Sunwoo Entertainment sold Mix Master: Final Force to a variety of international representatives. By early 2011, Kidz Entertainment had agreed to represent the series in Eastern Europe, with a Chinese distributor also on board. Imira Entertainment acquired the Iberian rights in November 2010 and sold the show to Canal Panda in Portugal. Studio Licensing was appointed as the North America rights holder in October 2011, with the intent to launch the series across Europe and North America in 2012. At an undisclosed point, the North American rights were picked up by Splash Entertainment, who had distributed the first season, made it available on their Kabillion service in March 2017. Kartoon Channel began streaming it (along with the original series) on August 22, 2025.

==Merchandise==
Sunwoo Entertainment envisioned Final Force as a one source, multi-use property meant to span across mediums.
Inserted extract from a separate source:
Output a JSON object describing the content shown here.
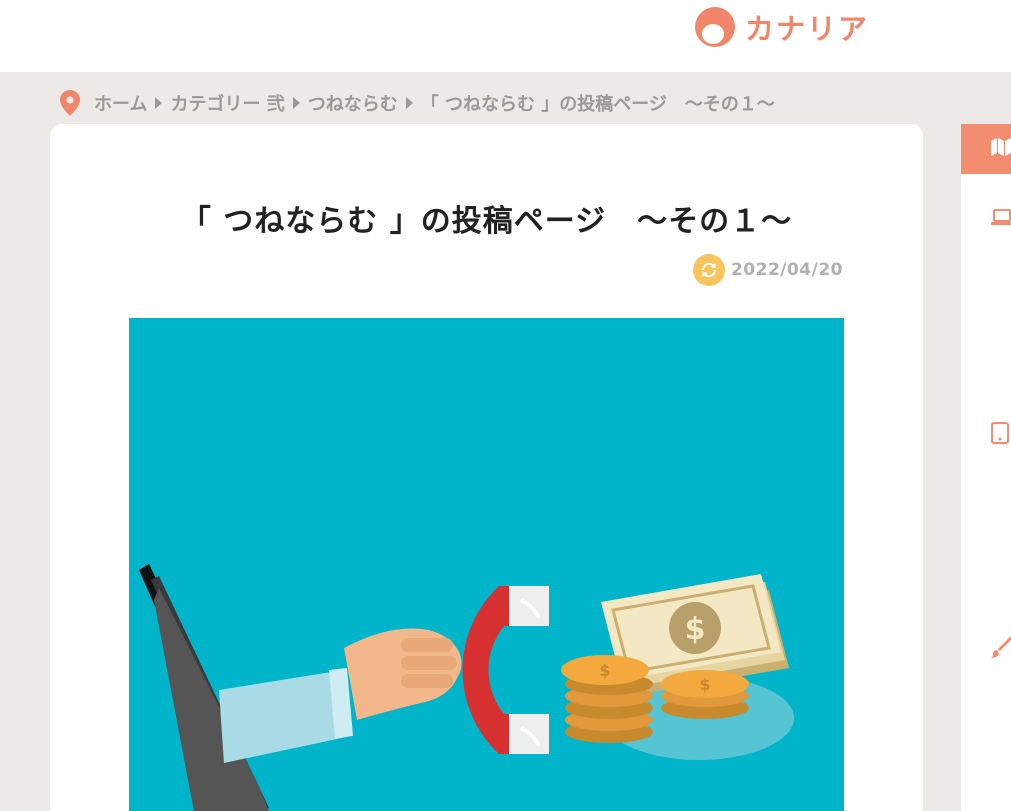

The company introduced a toyline in South Korea in July 2010 that had generated ₩5 billion in sales by February 2011. The company also published the first ten episodes on DVD across two volumes released on September 15, 2010. Haksan Publishing released puzzles, coloring books and a comic based on the series.

In collaboration with Sunwoo, NeoSun released 3D Mix Master TCG a physical trading card game with an augmented reality application for personal computers. The first set was released in May 2011, with the second following in August.